A strong online presence is vital to any attempt to get a community to adopt a new platform, but an offline presence can make the connections users form online tangible in a more powerful way. Some community managers use meetups to build community. We insinuated ourselves into our college community’s daily routine with public “office hours” held twice weekly in the library lobby.
(That’s Brent holding office hours. Note his positive demeanor and our tasteful sign.)
In our ongoing quest to convert community members into Switchboard users, office hours were a must. They projected the message that, no matter what the time or need, Switchboard is there to help.
We also regularly used our office hours as the staging ground for larger efforts, like the Valentine’s Day project pictured below. (We took on Valentine’s Day as the adopted holiday of our Switchboard.
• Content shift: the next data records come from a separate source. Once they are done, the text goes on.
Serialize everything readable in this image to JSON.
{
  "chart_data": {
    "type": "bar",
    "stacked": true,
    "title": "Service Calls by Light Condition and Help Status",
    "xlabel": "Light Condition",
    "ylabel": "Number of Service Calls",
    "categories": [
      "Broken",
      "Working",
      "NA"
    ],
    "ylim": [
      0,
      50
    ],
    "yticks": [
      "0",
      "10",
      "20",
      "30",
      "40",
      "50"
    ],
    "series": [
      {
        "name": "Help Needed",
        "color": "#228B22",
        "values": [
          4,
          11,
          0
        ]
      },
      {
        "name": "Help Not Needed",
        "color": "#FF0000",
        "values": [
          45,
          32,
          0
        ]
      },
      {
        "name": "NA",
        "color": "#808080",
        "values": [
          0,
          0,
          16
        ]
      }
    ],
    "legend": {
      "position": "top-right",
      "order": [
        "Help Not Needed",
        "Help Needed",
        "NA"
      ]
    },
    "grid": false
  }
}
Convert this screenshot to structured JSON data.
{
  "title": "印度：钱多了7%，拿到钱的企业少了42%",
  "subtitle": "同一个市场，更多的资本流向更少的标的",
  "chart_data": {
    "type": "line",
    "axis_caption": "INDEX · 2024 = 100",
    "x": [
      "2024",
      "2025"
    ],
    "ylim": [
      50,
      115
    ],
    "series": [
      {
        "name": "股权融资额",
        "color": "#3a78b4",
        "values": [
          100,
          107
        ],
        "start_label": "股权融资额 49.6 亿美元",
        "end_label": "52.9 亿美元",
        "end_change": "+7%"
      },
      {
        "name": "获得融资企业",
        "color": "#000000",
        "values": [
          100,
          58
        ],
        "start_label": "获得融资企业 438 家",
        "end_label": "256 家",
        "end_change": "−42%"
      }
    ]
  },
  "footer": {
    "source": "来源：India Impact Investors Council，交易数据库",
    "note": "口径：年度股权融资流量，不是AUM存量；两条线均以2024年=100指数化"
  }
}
Grounding our Switchboard in the community calendar well complemented our efforts to ground it in our community’s space.) It’s a lot easier to get someone’s attention when they expect you to be there.
Most importantly, our office hours made Switchboard a part of the landscape, so to speak. Our community’s Switchboard wasn’t abstract anymore; it wasn’t only a website. It was present in the real world, and members of our community could ask us questions and make recommendations. Our being there to help and receive feedback helped the community feel ownership of Switchboard. We weren’t administrators—we were public servants.
The face-to-face interactions we had with members of our community, the traditions we founded and relationships we forged, taught us that Switchboard is less about interface than it is about love. (The two, of course, aren’t mutually exclusive, perhaps even the opposite, but you get the point.)